String theory – or, to be more accurate, string theories – are models that attempt to explain and quantify physical properties, such as mass and charge, by describing them as vibrations on loops of 'strings'.
To create various kinds of vibrations, tension on the hypothetical string need only be loosed or tightened, which allows theoretical physicists to account for the various characteristics of a fundamental particle through just one basic factor.
The one complication for our poor brains is that these vibrations need to wiggle along nearly a dozen different dimensions to account for a particle's range of properties.

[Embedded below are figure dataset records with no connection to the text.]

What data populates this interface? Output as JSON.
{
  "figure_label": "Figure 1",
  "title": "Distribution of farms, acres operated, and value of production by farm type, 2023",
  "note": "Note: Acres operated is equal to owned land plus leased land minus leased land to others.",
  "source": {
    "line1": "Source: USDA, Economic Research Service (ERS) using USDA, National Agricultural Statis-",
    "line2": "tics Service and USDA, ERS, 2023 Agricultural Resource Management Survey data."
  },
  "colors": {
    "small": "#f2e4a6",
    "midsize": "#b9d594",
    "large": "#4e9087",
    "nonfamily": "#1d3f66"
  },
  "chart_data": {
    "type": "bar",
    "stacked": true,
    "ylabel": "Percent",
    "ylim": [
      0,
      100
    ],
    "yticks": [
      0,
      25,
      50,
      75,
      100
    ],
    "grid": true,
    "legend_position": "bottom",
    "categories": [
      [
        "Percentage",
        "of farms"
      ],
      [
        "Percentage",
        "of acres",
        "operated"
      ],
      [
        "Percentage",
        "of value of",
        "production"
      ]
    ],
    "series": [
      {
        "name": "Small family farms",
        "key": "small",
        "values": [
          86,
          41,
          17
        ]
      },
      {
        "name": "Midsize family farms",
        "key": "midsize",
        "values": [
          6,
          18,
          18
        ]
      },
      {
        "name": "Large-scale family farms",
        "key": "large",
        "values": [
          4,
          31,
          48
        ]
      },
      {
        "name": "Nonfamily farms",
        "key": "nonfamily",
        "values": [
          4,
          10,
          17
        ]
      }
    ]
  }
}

Are string theories proven?
While technically these string-based models are 'theories' in a mathematical sense, they haven't been accepted as robust physical explanations of nature since most of their predictions are currently impractical, if not impossible, to test or observe.
Still, the mathematics behind string theories combines several different concepts in a way that has many physicists convinced reality almost certainly has string theory-like features. Thinking this way, for example, allows gravity to be more easily described in quantum terms.
Since these models provide descriptions for both general relativity and quantum mechanics, they continue to attract attention as a potential solution that might point the way towards a 'theory of everything'.
Who came up with these string theories?
String theories emerged from early attempts to explain unusual activity in bonds between pairs of particles called quarks, as if they were connected by stretched pieces of string.
In the 1990s, American theoretical physicist Edward Witten identified overlapping themes in a handful of potentially correct string theories and came up with a single version consistent with all of them. It requires precisely 11 tiny dimensions, and he called it M Theory (although weirdly enough, the M doesn't really stand for anything).
It's an intriguing way to cover all our bases, but given the immense challenges involved in verifying the existence of these hypothetical, tiny dimensions, M Theory – like all string theories – will more than likely remain on the 'nice idea, shame about the lack of facts' list for a while yet.